Attorney Jonathan P. Killeen obtained two favorable summary judgment decisions on behalf of an insurer against three alleged insureds arising out of a premises liability claim.

The first alleged insured (the “daughter”) sought defense and indemnity from the insurer under a business owners policy (the “Policy”).  The daughter owned property with two other alleged insureds (the “parents”). The daughter and the parents leased the property to the daughter’s company, through which the daughter operated her business. The Policy identified only the daughter’s company as a named insured. 
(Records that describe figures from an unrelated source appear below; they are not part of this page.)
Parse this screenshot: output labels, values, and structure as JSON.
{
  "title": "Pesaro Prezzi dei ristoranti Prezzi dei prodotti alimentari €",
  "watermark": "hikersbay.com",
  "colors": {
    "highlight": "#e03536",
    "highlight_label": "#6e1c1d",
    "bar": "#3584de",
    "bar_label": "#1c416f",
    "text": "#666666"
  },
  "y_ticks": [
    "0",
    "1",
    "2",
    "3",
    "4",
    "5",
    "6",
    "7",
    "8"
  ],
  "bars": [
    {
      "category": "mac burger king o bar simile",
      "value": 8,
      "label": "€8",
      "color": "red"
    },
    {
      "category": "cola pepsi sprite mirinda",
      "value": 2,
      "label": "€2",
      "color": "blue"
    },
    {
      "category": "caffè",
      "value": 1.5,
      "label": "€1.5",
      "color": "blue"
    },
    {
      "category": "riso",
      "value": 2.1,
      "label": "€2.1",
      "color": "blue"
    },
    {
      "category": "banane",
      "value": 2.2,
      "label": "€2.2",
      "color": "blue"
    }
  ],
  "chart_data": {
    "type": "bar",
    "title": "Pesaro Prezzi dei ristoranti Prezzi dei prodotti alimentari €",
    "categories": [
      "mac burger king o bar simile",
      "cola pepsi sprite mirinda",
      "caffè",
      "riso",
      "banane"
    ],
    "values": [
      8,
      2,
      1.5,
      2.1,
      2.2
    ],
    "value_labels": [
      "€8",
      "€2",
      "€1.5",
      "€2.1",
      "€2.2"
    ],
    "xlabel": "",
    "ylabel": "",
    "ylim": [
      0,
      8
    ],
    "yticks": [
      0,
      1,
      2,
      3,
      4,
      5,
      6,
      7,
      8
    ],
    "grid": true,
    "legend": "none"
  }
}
The daughter sought coverage under the Policy in connection with a lawsuit her employee filed against the daughter in her individual capacity as an owner of the property.  The employee specifically claimed that she slipped and fell at the property while working.  The daughter asserted that the employee’s claims were made against her in her capacity as a member or manager of the company, which would qualify the daughter as an insured under the terms of the Policy.

The employee also sued the parents as owners of the property. The parents, in turn, also sought defense and indemnity under the same Policy arguing that they qualified as the company’s “real estate manager[s],” which would meet the definition of an insured under the Policy. Specifically, the parents argued that as property owners they necessarily had duties to maintain the property in a reasonably safe condition and, therefore, qualified as insureds under the Policy. 

With respect to the daughter’s declaratory judgment action, Attorney Killeen successfully argued that even assuming the daughter met the definition of an insured under the Policy, her claim was barred by the Policy’s employer liability exclusion, which excluded claims asserted by an employee of the business arising out of the employee’s employment.  Attorney Killeen further successfully argued that the insurer was not equitably estopped from asserting the Policy exclusion even though the insurer initially failed to specifically raise the exclusion as a reason for denying coverage.

Concerning the parents’ declaratory judgment, Attorney Killeen successfully argued that the phrase “real estate manager” was clear and unambiguous.  The Court went on to agree with Attorney Killeen that there were no allegations in the employee’s complaint that the parents were acting as “real estate managers” for the company, as opposed to simply acting as lessors of the property, at the time of the accident. The Court reasoned that the insurer’s duty to defend the parents was not triggered because the employee did not allege sufficient facts to bring her claims against the parents within the express terms of the Policy.